The visualization is designed to support hundreds of people while preserving readability. Nodes are organized by generation, but the layout is not limited to a strict tree model. Instead, the system treats the data as a graph with different relationship types and layout constraints. Relationship types can be weighted differently, allowing strong structural relations such as parent-child links to influence the layout more than secondary or contextual links.

A key focus of the project is layout quality. The layout process combines graph preprocessing, generation-aware ordering, relationship-type weighting, crossing reduction, spouse and family-unit handling, and compact coordinate assignment inspired by layered graph layout methods such as Sugiyama-style layouts and Brandes-Köpf coordinate assignment. The goal is to keep related people visually close, reduce unnecessary edge crossings, avoid excessive vertical stretching, and maintain a stable readable structure even as the graph grows.

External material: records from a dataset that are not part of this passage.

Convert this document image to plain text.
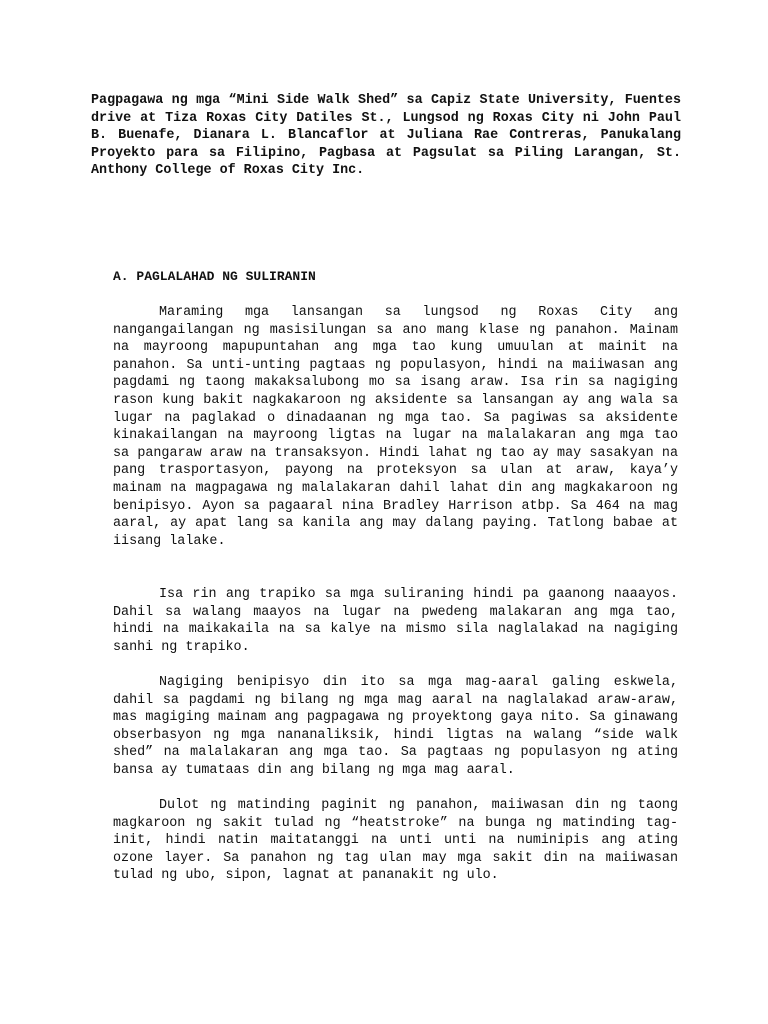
Pagpagawa ng mga “Mini Side Walk Shed” sa Capiz State University, Fuentes drive at Tiza Roxas City Datiles St., Lungsod ng Roxas City ni John Paul B. Buenafe, Dianara L. Blancaflor at Juliana Rae Contreras, Panukalang Proyekto para sa Filipino, Pagbasa at Pagsulat sa Piling Larangan, St. Anthony College of Roxas City Inc.
A. PAGLALAHAD NG SULIRANIN

Maraming mga lansangan sa lungsod ng Roxas City ang nangangailangan ng masisilungan sa ano mang klase ng panahon. Mainam na mayroong mapupuntahan ang mga tao kung umuulan at mainit na panahon. Sa unti-unting pagtaas ng populasyon, hindi na maiiwasan ang pagdami ng taong makaksalubong mo sa isang araw. Isa rin sa nagiging rason kung bakit nagkakaroon ng aksidente sa lansangan ay ang wala sa lugar na paglakad o dinadaanan ng mga tao. Sa pagiwas sa aksidente kinakailangan na mayroong ligtas na lugar na malalakaran ang mga tao sa pangaraw araw na transaksyon. Hindi lahat ng tao ay may sasakyan na pang trasportasyon, payong na proteksyon sa ulan at araw, kaya’y mainam na magpagawa ng malalakaran dahil lahat din ang magkakaroon ng benipisyo. Ayon sa pagaaral nina Bradley Harrison atbp. Sa 464 na mag aaral, ay apat lang sa kanila ang may dalang paying. Tatlong babae at iisang lalake.

Isa rin ang trapiko sa mga suliraning hindi pa gaanong naaayos. Dahil sa walang maayos na lugar na pwedeng malakaran ang mga tao, hindi na maikakaila na sa kalye na mismo sila naglalakad na nagiging sanhi ng trapiko.

Nagiging benipisyo din ito sa mga mag-aaral galing eskwela, dahil sa pagdami ng bilang ng mga mag aaral na naglalakad araw-araw, mas magiging mainam ang pagpagawa ng proyektong gaya nito. Sa ginawang obserbasyon ng mga nananaliksik, hindi ligtas na walang “side walk shed” na malalakaran ang mga tao. Sa pagtaas ng populasyon ng ating bansa ay tumataas din ang bilang ng mga mag aaral.

Dulot ng matinding paginit ng panahon, maiiwasan din ng taong magkaroon ng sakit tulad ng “heatstroke” na bunga ng matinding tag-init, hindi natin maitatanggi na unti unti na numinipis ang ating ozone layer. Sa panahon ng tag ulan may mga sakit din na maiiwasan tulad ng ubo, sipon, lagnat at pananakit ng ulo.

The system also supports multiple relationship types beyond ancestry. Links can represent father, mother, marriage, dynastic marriage, succession, adoption, informal relations, uncertain connections, or project-specific relationship categories. This makes the visualization suitable for real-world family data, where the structure is often incomplete, ambiguous, or historically complex.

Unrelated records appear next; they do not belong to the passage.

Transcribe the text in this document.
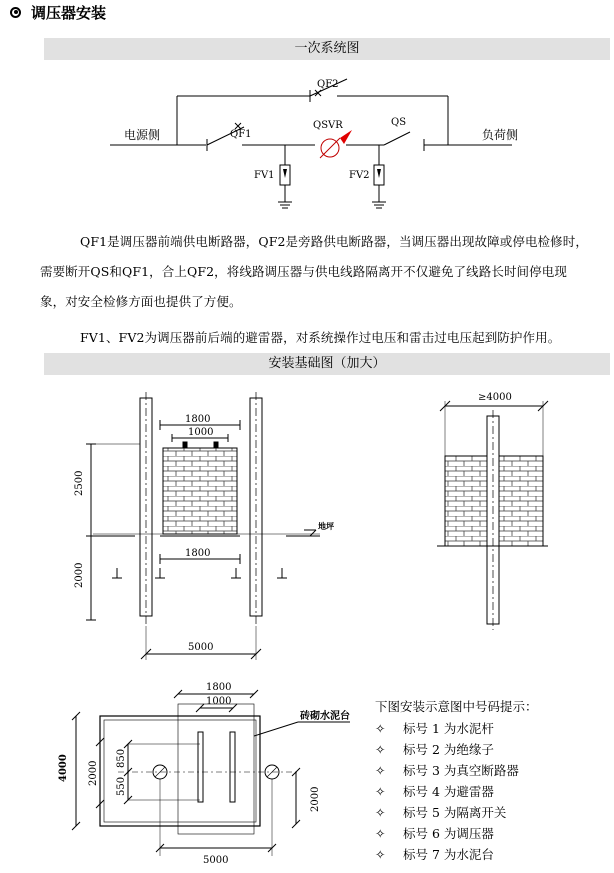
调压器安装
一次系统图
电源侧	负荷侧
QF1
QF2
QSVR	QS
FV1	FV2
QF1是调压器前端供电断路器，QF2是旁路供电断路器，当调压器出现故障或停电检修时，
需要断开QS和QF1，合上QF2，将线路调压器与供电线路隔离开不仅避免了线路长时间停电现
象，对安全检修方面也提供了方便。
FV1、FV2为调压器前后端的避雷器，对系统操作过电压和雷击过电压起到防护作用。
安装基础图（加大）
1800
1000
1800
5000
2500
2000
地坪
≥4000
1800
1000
5000
4000 2000
850
550
2000
砖砌水泥台
下图安装示意图中号码提示：
✧ 标号 1 为水泥杆
✧ 标号 2 为绝缘子
✧ 标号 3 为真空断路器
✧ 标号 4 为避雷器
✧ 标号 5 为隔离开关
✧ 标号 6 为调压器
✧ 标号 7 为水泥台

The prototype includes an interactive editor for loading, editing, exploring, and exporting family-network data. Users can add people, create relationships, define new link types, adjust generations, inspect complex branches, and export the resulting structure as JSON. This makes the tool useful both as a visualization and as a data-curation environment.

Main capabilities

  • Visualization of large family networks with hundreds of nodes

  • Generation-based layout with graph-aware positioning

  • Support for many relationship types, not only ancestry

  • Weighted relationship handling for layout and visual encoding

  • Interactive exploration of dense family structures

  • Editable nodes and relationships

  • Custom link-type definitions

  • JSON import and export

  • Layout designed for readability, not only correctness

  • Suitable for historical, genealogical, social, and investigative family-network data

Example use case

The example shown here uses descendants of Queen Victoria as a complex stress-test case. It includes multiple European royal branches, dynastic marriages, succession lines, and several generations of descendants. This type of data is challenging because it combines ancestry, marriage, political lineage, and cross-family connections. A simple tree layout is not sufficient; the structure needs to be handled as a layered family graph.

Potential use cases

  • Genealogy and family-history exploration

  • Historical dynasty visualization

  • Royal-family and succession-line analysis

  • Archival research

  • Memorial and remembrance projects

  • Social-history visualization

  • Investigative family-network mapping

  • Education and public-history storytelling

  • Data curation for complex relationship networks

The project is especially meaningful to me because of previous work on family trees for the families of the October 7 hostages. That work highlighted how important it is to represent family structures clearly, respectfully, and accurately — and how quickly conventional tree diagrams break down when real relationships become complex.

This prototype is part of my broader work in visual analytics: transforming complex human data into interactive visual structures that can be explored, understood, and communicated.